New York-born Dr. Ben-Zion Cohen, a senior lecturer in the School of SWork, began his affiliation with University of Haifa 30 years ago. As though to cement this relationship further, his son, Haifa-born Jonathan, also teaches here.

“The University is big enough to cause no problems by having a father in the same working place,” said the younger Cohen, a Lecturer in the Department of Communications. “In fact, very few of my colleagues know my father, as my department is relatively new.” He himself has had no difficulty in adapting to many different academic relationships. “When I was young,” Cohen explained, “University staff were friends of my father. Then when I was a student here in the B.A. Sociology Honors Program, they were my teachers. Now they are colleagues.”

Cohen pére freely admitted that he found it very pleasant to be in the same environment as his son. This is substantiated by their first joint research, on how types of communicators fare in social work, which was accepted for publication in the journal, International Social Work. Ben-Zion Cohen said that they had other joint ventures in the pipeline.

Ben-Zion Cohen made aliya in 1961, after completing his Master’s in Social Work at the University of California at Los Angeles. Having earned a B.Sc. in Religion from Columbia University and a B.R.E. from the Jewish Theological Seminary in New York, he had the proficiency in Hebrew language to enable him obtain work in his field.

“I wanted to work in the probation service,” he recalled. “I knocked on doors, and finally was offered a job in either Ashkelon or Haifa. Haifa won, and I immediately sent for my wife and daughter to join me. My first connection with the University came as a part-time adjunct instructor in the School of Social Work thirty years ago, [when the fledgling institution was a branch of the Hebrew University].

Eventually the call to an academic life took over completely, and fifteen years ago Cohen became a full-time Senior Lecturer here. “Since I first started,” he remarked, “the School [of Social Work] has grown 20 times larger.”

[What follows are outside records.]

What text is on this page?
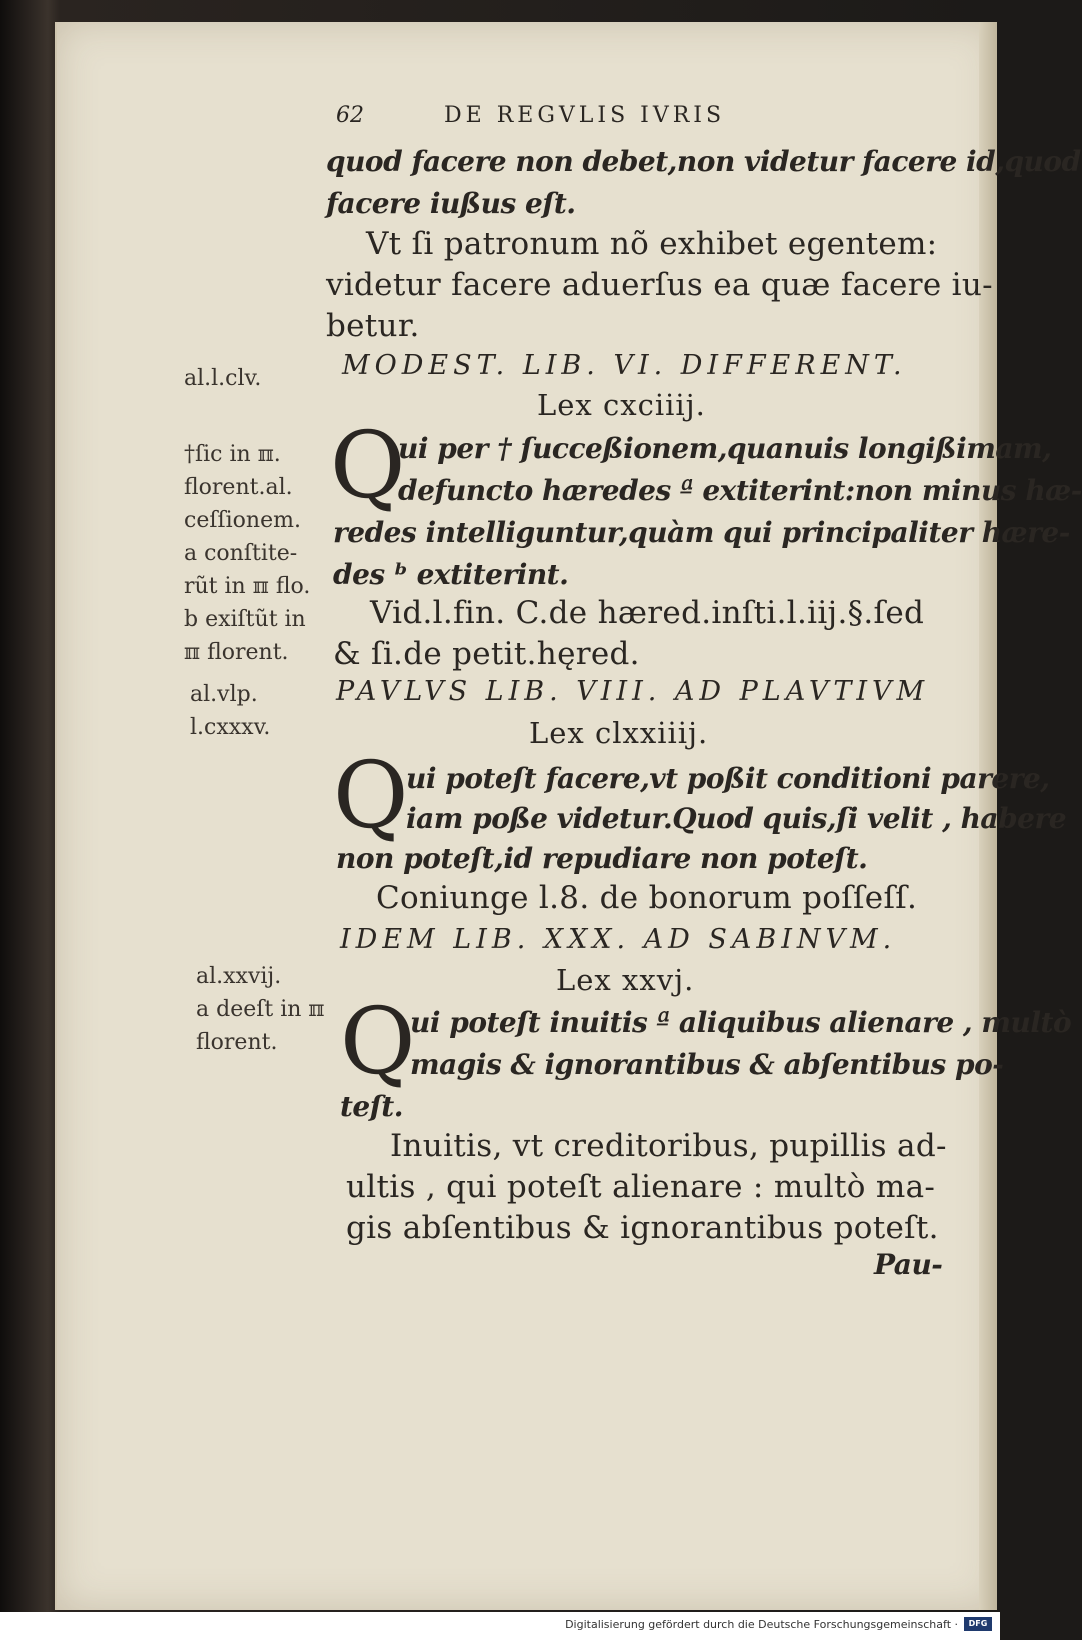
62	DE REGVLIS IVRIS
quod facere non debet,non videtur facere id,quod
facere iußus eſt.
Vt ſi patronum nõ exhibet egentem:
videtur facere aduerſus ea quæ facere iu-
betur.
MODEST. LIB. VI. DIFFERENT.
Lex cxciiij.
Q
ui per † ſucceßionem,quanuis longißimam,
defuncto hæredes ª extiterint:non minus hæ-
redes intelliguntur,quàm qui principaliter hære-
des ᵇ extiterint.
Vid.l.fin. C.de hæred.inſti.l.iij.§.ſed
& ſi.de petit.hęred.
PAVLVS LIB. VIII. AD PLAVTIVM
Lex clxxiiij.
Q
ui poteſt facere,vt poßit conditioni parere,
iam poße videtur.Quod quis,ſi velit , habere
non poteſt,id repudiare non poteſt.
Coniunge l.8. de bonorum poſſeſſ.
IDEM LIB. XXX. AD SABINVM.
Lex xxvj.
Q
ui poteſt inuitis ª aliquibus alienare , multò
magis & ignorantibus & abſentibus po-
teſt.
Inuitis, vt creditoribus, pupillis ad-
ultis , qui poteſt alienare : multò ma-
gis abſentibus & ignorantibus poteſt.
Pau-
al.l.clv.
†ſic in ℼ.
florent.al.
ceſſionem.
a conſtite-
rũt in ℼ flo.
b exiſtũt in
ℼ florent.
al.vlp.
l.cxxxv.
al.xxvij.
a deeſt in ℼ
florent.
Digitalisierung gefördert durch die Deutsche Forschungsgemeinschaft ·	DFG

Many changes to the campus have, of course, occurred over this period. Not all of them are to Cohen’s taste. “I am not at all in favor of the commercial enterprise taking place,” Ben-Zion Cohen said, talking about the line of shops--a sort of mini-shopping-mall on Campus--constructed in the air space over the underground parking lot below the Main Building. His son’s reaction was the opposite. Jonathan Cohen felt it would be beneficial to both students and staff. The elder Cohen interjected that the shops already on Campus were sufficient (one multi-purpose shop covering books/computers and small items, a mini-market, and a travel agency). During the interview this was the only point of disagreement between father and son.

Ben-Zion Cohen’s main area of research concerns issues in criminology. “This country, fortunately, has not yet gone the way of the United States, where social work has little to say about criminal justice,” he commented. “Drug increase has played a major part on the Israeli criminal scene during the past ten years. In my opinion, the rehabilitation idea is still alive in Israel, and treatment programs are having some success.” At the present time, he is conducting a series of studies on people’s willingness to ask for help.

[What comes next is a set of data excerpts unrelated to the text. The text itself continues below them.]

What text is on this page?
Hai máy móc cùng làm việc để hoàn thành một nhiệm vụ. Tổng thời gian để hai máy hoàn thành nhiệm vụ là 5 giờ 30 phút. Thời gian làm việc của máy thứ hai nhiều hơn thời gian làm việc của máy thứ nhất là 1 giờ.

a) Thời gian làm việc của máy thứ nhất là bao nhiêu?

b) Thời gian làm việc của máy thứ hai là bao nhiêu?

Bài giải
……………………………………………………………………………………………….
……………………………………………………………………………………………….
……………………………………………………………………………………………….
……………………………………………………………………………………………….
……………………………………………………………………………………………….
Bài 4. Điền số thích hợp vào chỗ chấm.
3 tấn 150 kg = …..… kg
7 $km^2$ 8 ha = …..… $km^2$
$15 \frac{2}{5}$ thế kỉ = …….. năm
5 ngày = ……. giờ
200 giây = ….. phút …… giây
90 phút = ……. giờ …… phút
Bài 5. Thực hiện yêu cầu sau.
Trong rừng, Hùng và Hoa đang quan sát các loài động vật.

“Communication,” the younger Cohen pointed out, “is an academic department, not a school for learning a profession, and I make that fact very clear to my students. I research the social and psychological effects of mass communication, with special emphasis on television. The courses in the department teach students concepts that can be used in many fields, such as advertising, public relations, and media relations.”

Jonathan Cohen is now involved in three projects: research into the media of the religious community (see Focus, Spring 97), and ascertaining how youth relate to the different characters in an Israeli television “soap,” “Ramat Aviv Gimmel.” A third research is being conducted in cooperation with the Minerva Center for Youth Policy (see Focus, Winter 96/97). It is a study in progress about how patterns of television-viewing affect attitudes toward crime and criminals.

This University is not the only academic institution that has had the two Cohens, father and son, at the same time. Jonathan Cohen received his Ph.D. in Communication Theory and Research from the University of Southern California in Los Angeles. In his final year there, his father was a visiting professor in that university’s School of Social Work.